Escaping Nazi Germany, British Initiatives to aid German Academics

24. September 2019 19:00

Dr. I. Steinisch

Irmgard Steinisch is Professor Emerita and Senior Scholar from York University in
Toronto, Canada, where she taught German History for 25 years. Her publications
concentrate on the socio-political aspects of industrialization in Germany and the
United States, as well as on the interwar period. Her career got started with an Abitur
from the Albert-Krupp-Gymnasium in Essen. She continued on to the Ruhr
Universität Bochum and then the Freie Universität Berlin where she completed her
Staatsexamen. After she had spent some years as Graduate Student and Research
Assistant at the University of California Berkeley, she received her doctorate in
Modern History from the Ludwig-Maximilians-Universität München. After assistant
positions in München and Berlin she emigrated to Toronto, Canada.

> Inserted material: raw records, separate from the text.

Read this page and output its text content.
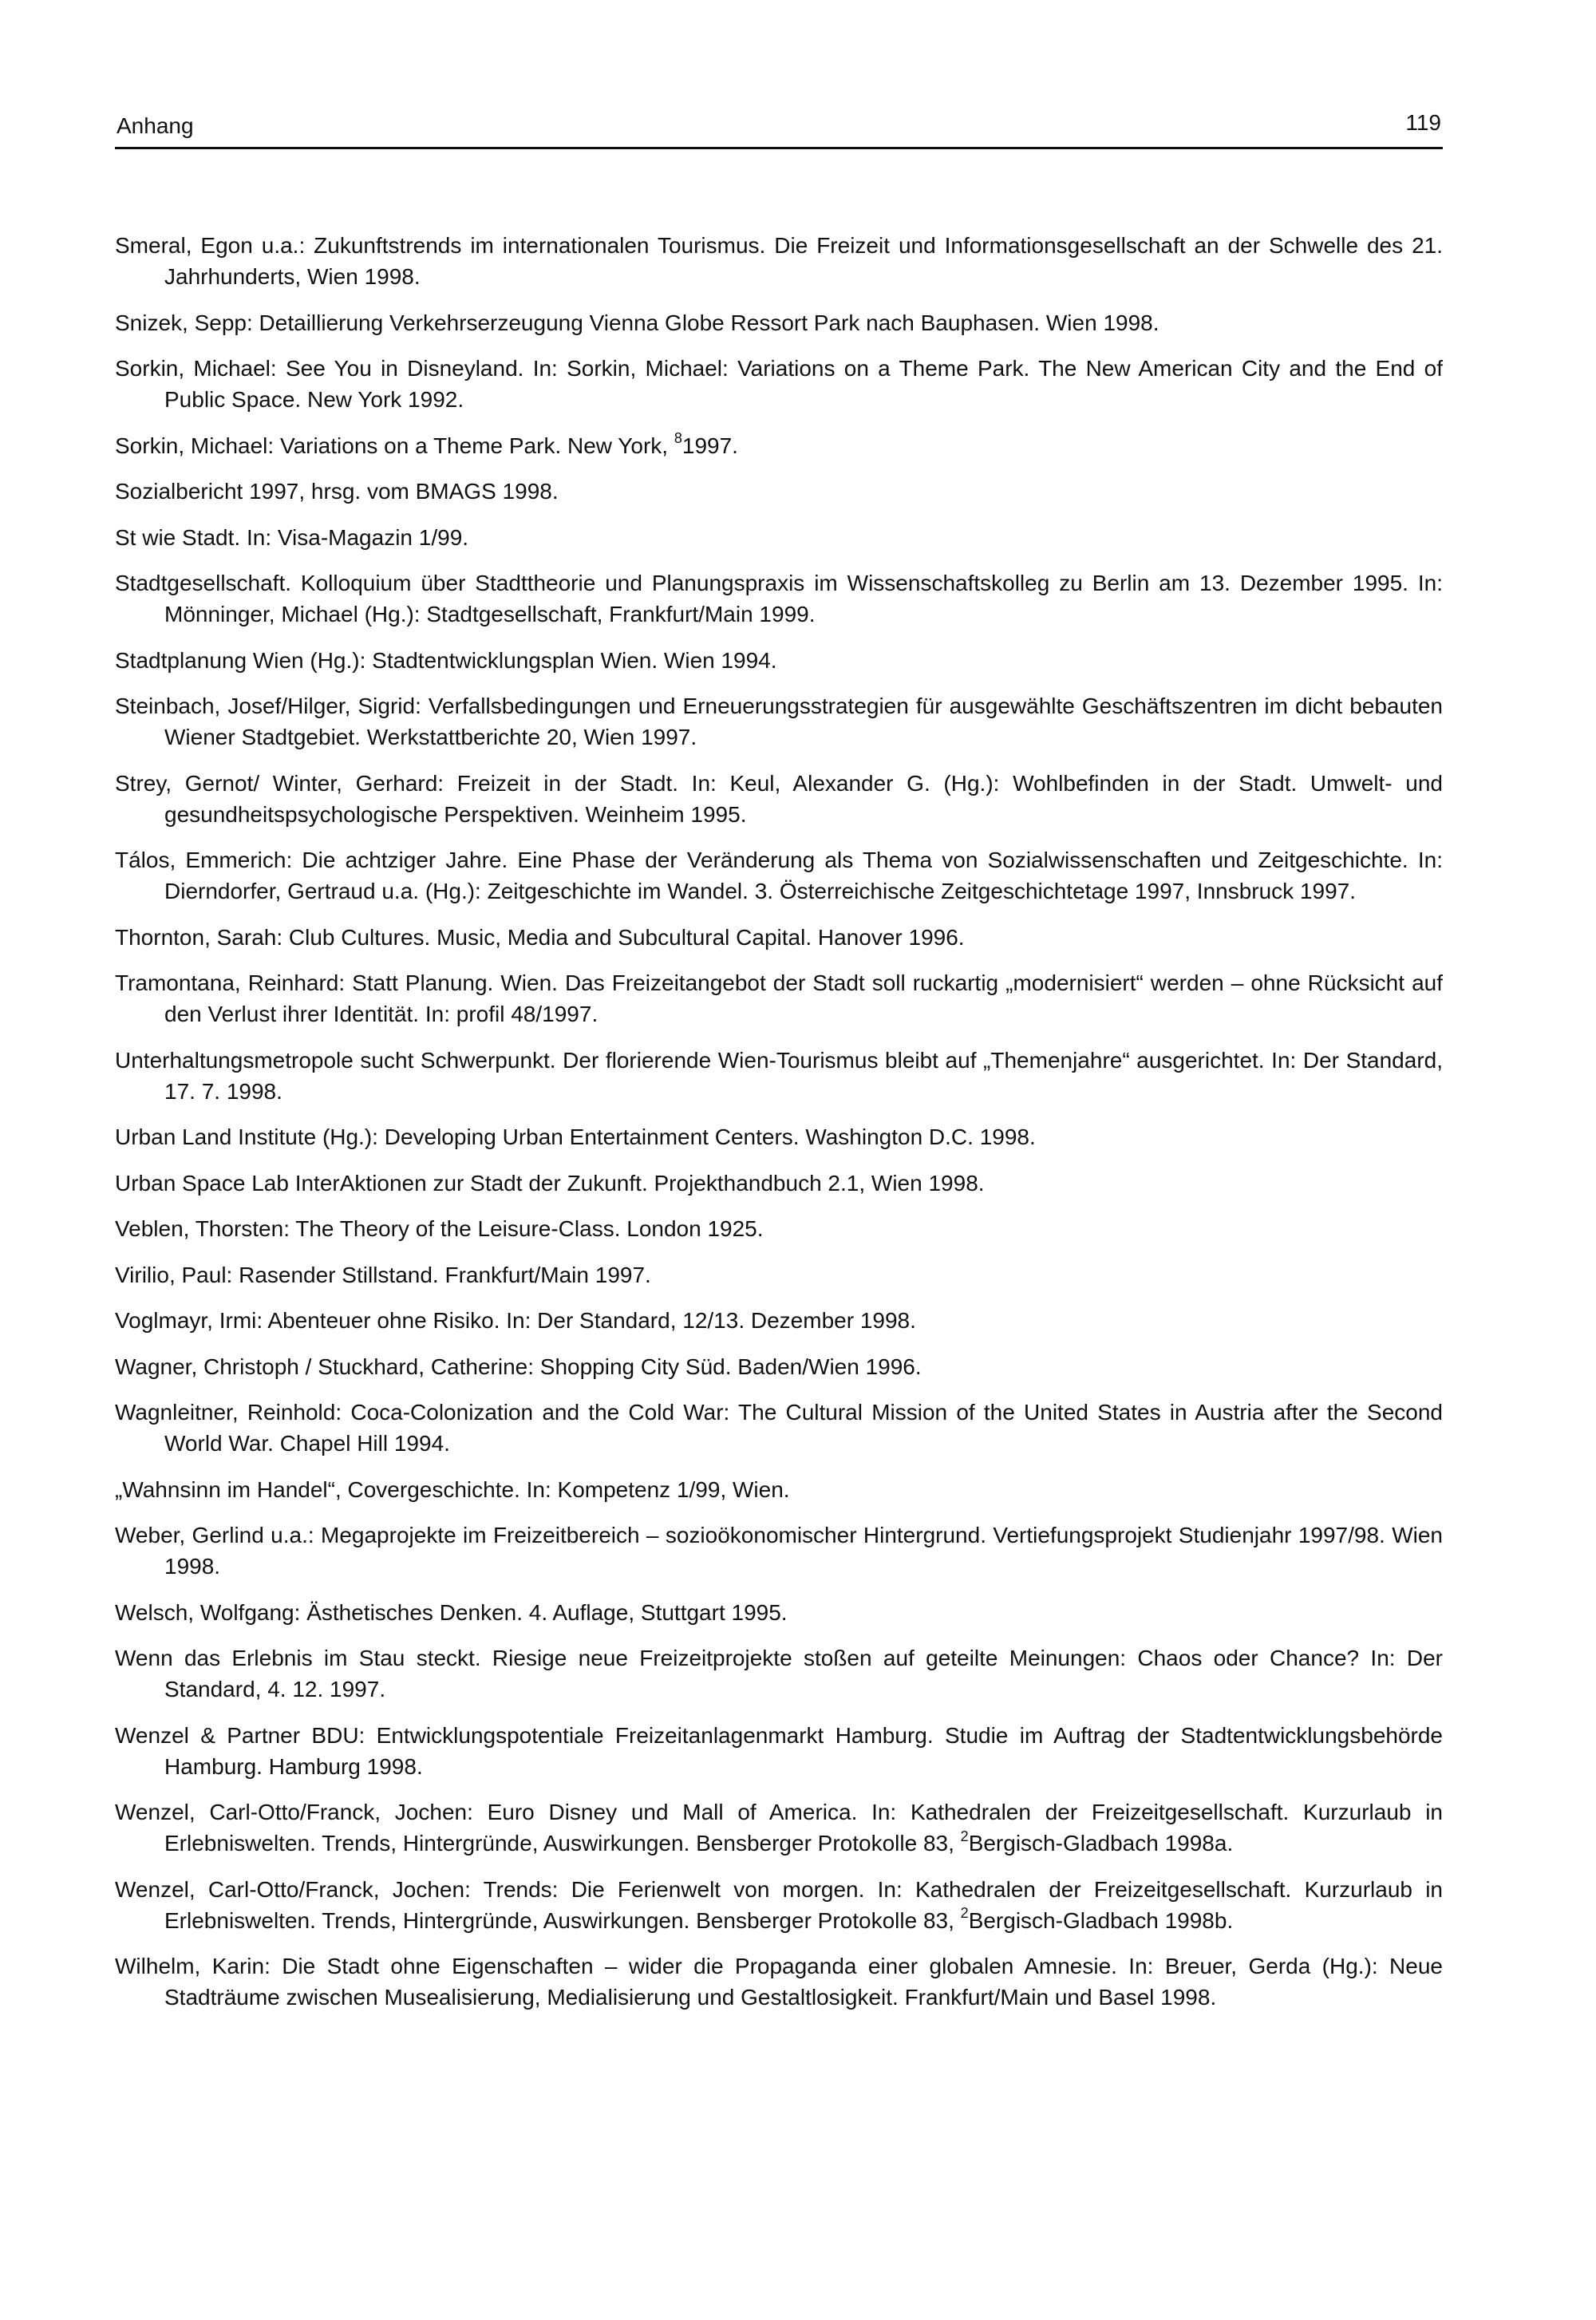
Anhang	119
Smeral, Egon u.a.: Zukunftstrends im internationalen Tourismus. Die Freizeit und Informationsgesellschaft an der Schwelle des 21. Jahrhunderts, Wien 1998.
Snizek, Sepp: Detaillierung Verkehrserzeugung Vienna Globe Ressort Park nach Bauphasen. Wien 1998.
Sorkin, Michael: See You in Disneyland. In: Sorkin, Michael: Variations on a Theme Park. The New American City and the End of Public Space. New York 1992.
Sorkin, Michael: Variations on a Theme Park. New York, $^8$1997.
Sozialbericht 1997, hrsg. vom BMAGS 1998.
St wie Stadt. In: Visa-Magazin 1/99.
Stadtgesellschaft. Kolloquium über Stadttheorie und Planungspraxis im Wissenschaftskolleg zu Berlin am 13. Dezember 1995. In: Mönninger, Michael (Hg.): Stadtgesellschaft, Frankfurt/Main 1999.
Stadtplanung Wien (Hg.): Stadtentwicklungsplan Wien. Wien 1994.
Steinbach, Josef/Hilger, Sigrid: Verfallsbedingungen und Erneuerungsstrategien für ausgewählte Geschäftszentren im dicht bebauten Wiener Stadtgebiet. Werkstattberichte 20, Wien 1997.
Strey, Gernot/ Winter, Gerhard: Freizeit in der Stadt. In: Keul, Alexander G. (Hg.): Wohlbefinden in der Stadt. Umwelt- und gesundheitspsychologische Perspektiven. Weinheim 1995.
Tálos, Emmerich: Die achtziger Jahre. Eine Phase der Veränderung als Thema von Sozialwissenschaften und Zeitgeschichte. In: Dierndorfer, Gertraud u.a. (Hg.): Zeitgeschichte im Wandel. 3. Österreichische Zeitgeschichtetage 1997, Innsbruck 1997.
Thornton, Sarah: Club Cultures. Music, Media and Subcultural Capital. Hanover 1996.
Tramontana, Reinhard: Statt Planung. Wien. Das Freizeitangebot der Stadt soll ruckartig „modernisiert“ werden – ohne Rücksicht auf den Verlust ihrer Identität. In: profil 48/1997.
Unterhaltungsmetropole sucht Schwerpunkt. Der florierende Wien-Tourismus bleibt auf „Themenjahre“ ausgerichtet. In: Der Standard, 17. 7. 1998.
Urban Land Institute (Hg.): Developing Urban Entertainment Centers. Washington D.C. 1998.
Urban Space Lab InterAktionen zur Stadt der Zukunft. Projekthandbuch 2.1, Wien 1998.
Veblen, Thorsten: The Theory of the Leisure-Class. London 1925.
Virilio, Paul: Rasender Stillstand. Frankfurt/Main 1997.
Voglmayr, Irmi: Abenteuer ohne Risiko. In: Der Standard, 12/13. Dezember 1998.
Wagner, Christoph / Stuckhard, Catherine: Shopping City Süd. Baden/Wien 1996.
Wagnleitner, Reinhold: Coca-Colonization and the Cold War: The Cultural Mission of the United States in Austria after the Second World War. Chapel Hill 1994.
„Wahnsinn im Handel“, Covergeschichte. In: Kompetenz 1/99, Wien.
Weber, Gerlind u.a.: Megaprojekte im Freizeitbereich – sozioökonomischer Hintergrund. Vertiefungsprojekt Studienjahr 1997/98. Wien 1998.
Welsch, Wolfgang: Ästhetisches Denken. 4. Auflage, Stuttgart 1995.
Wenn das Erlebnis im Stau steckt. Riesige neue Freizeitprojekte stoßen auf geteilte Meinungen: Chaos oder Chance? In: Der Standard, 4. 12. 1997.
Wenzel & Partner BDU: Entwicklungspotentiale Freizeitanlagenmarkt Hamburg. Studie im Auftrag der Stadtentwicklungsbehörde Hamburg. Hamburg 1998.
Wenzel, Carl-Otto/Franck, Jochen: Euro Disney und Mall of America. In: Kathedralen der Freizeitgesellschaft. Kurzurlaub in Erlebniswelten. Trends, Hintergründe, Auswirkungen. Bensberger Protokolle 83, $^2$Bergisch-Gladbach 1998a.
Wenzel, Carl-Otto/Franck, Jochen: Trends: Die Ferienwelt von morgen. In: Kathedralen der Freizeitgesellschaft. Kurzurlaub in Erlebniswelten. Trends, Hintergründe, Auswirkungen. Bensberger Protokolle 83, $^2$Bergisch-Gladbach 1998b.
Wilhelm, Karin: Die Stadt ohne Eigenschaften – wider die Propaganda einer globalen Amnesie. In: Breuer, Gerda (Hg.): Neue Stadträume zwischen Musealisierung, Medialisierung und Gestaltlosigkeit. Frankfurt/Main und Basel 1998.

“If I had to title it again, I would title my lecture „Hitler’s Gift to England“ to describe
the mass exodus of German scholars of all disciplines after the Nazi seizure of power
in 1933. In reality, however, it was not only a gift to England, but rather to the wider
world, especially to the United States of America. In both cases, the movement of
émigré scholars was facilitated by special volunteer organizations, among them and
most important the British Academic Assistance Concil and the American Emergency
Committee In Aid of Displaced Foreign Scholars.-The lecture will outline the policies
of British aid organizations and the formidable task of their relief and relocation
program without financial aid from government.”